Organizational approach towards open innovation:

  1. Use Case Awareness: Awareness of the use case or problem statement and then approaching partners to help

 

  1. Participation: Participation in various forums to look at the new start-ups and their pitches, understand what could be absorbed, and then go back to the management.

 

  1. Product Adjacency: Some organizations think that through open innovation they want to improve their adjacent product, not their core product.

 

  1. Align with Strategy: The alignment of objectives with corporate strategy is very important as it will lead to the expected outcome. Doing an activity for the sake of doing it may not help the organization's goal.

 

  1. Commercialization: Whether the desired outcome can be commercialised or not

 

  1. Synergy: The synergy of working with the business and product teams is important so that all can work together towards the desired goal.

 

  1. Showcasing successful proof of concept (PoC): Certain organisations have done PoC with start-ups. The positive outcome aided them in establishing business trust in this programme and obtaining appropriate funding from management.

 

  1. Centre of Excellence (CoE): Building and establishing a centre of excellence that focuses on the organization's objectives as well as the key technologies they want to work on is required once management is convinced of the open innovation program.

 

  1. Collaboration with Accelerators: Accelerators are emerging as the most common partner for collaboration in open innovation. Depending on the type of start-ups with which you want to collaborate, the accelerator could be in India or globally.

 

  1. Common Platform: Some organizations have a common platform where they put up business challenges.

 

 

  1. Inviting Start-ups: inviting start-ups to present and showcase their product and capability helped understand whether it could help solve the organization’s challenge.

 

  1. In-house Ideation: Setting up a programme for in-house idea building and ideas that can be industrialized

 

  1. Academia interaction: Collaboration with academia aided companies in understanding technologies and building capabilities around them. Setting up labs in different academic institutions and working directly with students and processors

 

  1. Customer Co-innovation: inviting clients or customers to brainstorm on areas where they can co-create and then scouting for the partner to move forward

 

  1. Keeping eyes and ears open: Keeping a check on what’s happening in the start-up ecosystem by participating in start-up events, forums, etc.

 

  1. Learning and maturing with time: Because there is no standard process for open innovation as of yet, many organizations are learning and maturing in their approaches to collaborative models. It’s like learning from mistakes and successes.

 

  1. Collaborating with mature start-ups: Safe bets are always good; it matters more when the organization wants to reduce the failure risk as much as possible. Many corporates takes the approach of collaborating with funded (Seed, Pre Series A, Series and above) start-ups to be on a safer side.

 

  1. Defining collaboration criteria beforehand: Certain corporates pre-define that for certain problem statement I would only collaborate with this set of start-ups etc.
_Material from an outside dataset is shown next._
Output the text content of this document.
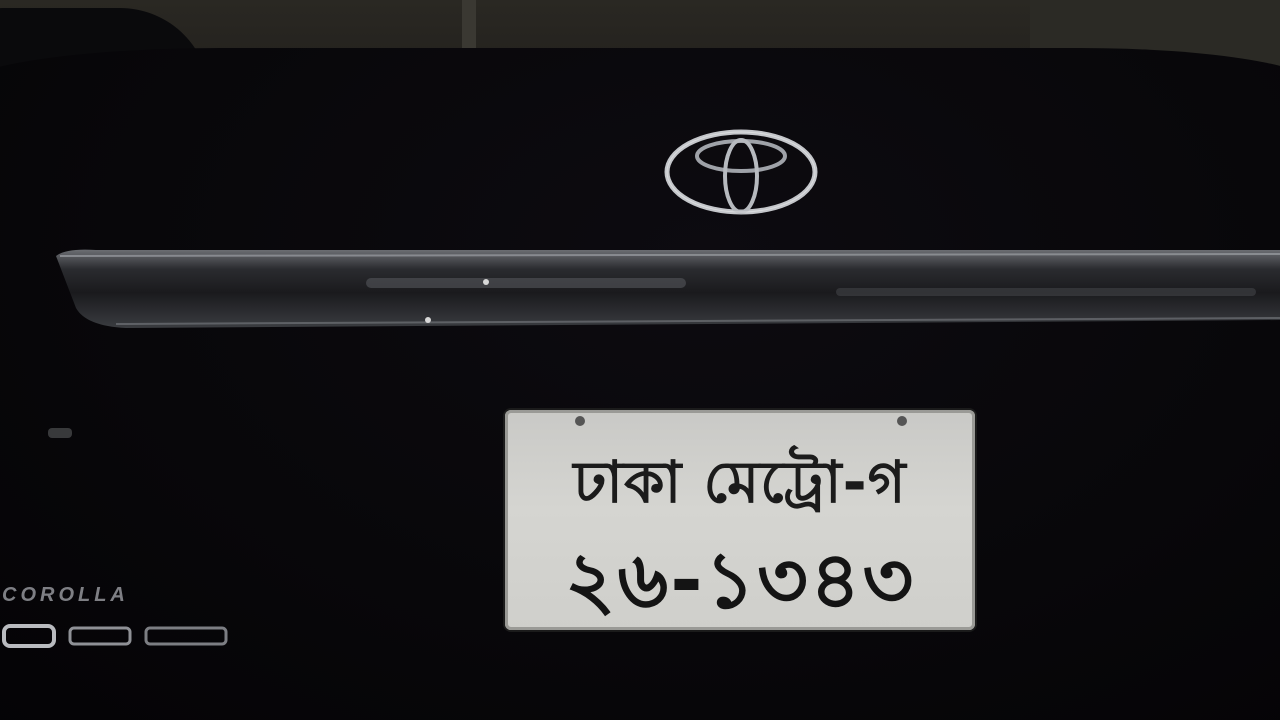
ঢাকা মেট্রো-গ
২৬-১৩৪৩
COROLLA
Eg: if the technology is nascent collaboration with early-stage start-up can help.

 

  1. Checklist Mantra: A defined checklist covering every minor detail regarding engaging with the partner and start-up to avoid last-minute issues and bottlenecks.

 

  1. Absorb collaborative partner slowly: Partnering with start-ups is not easy, and corporations need to give time to the start-ups to understand the organization and not jump into solution building.

 

  1. Management Mandate: Corporate entities also have a mandate for collaboration (with academia, start-ups, etc.) to drive innovation in the organization.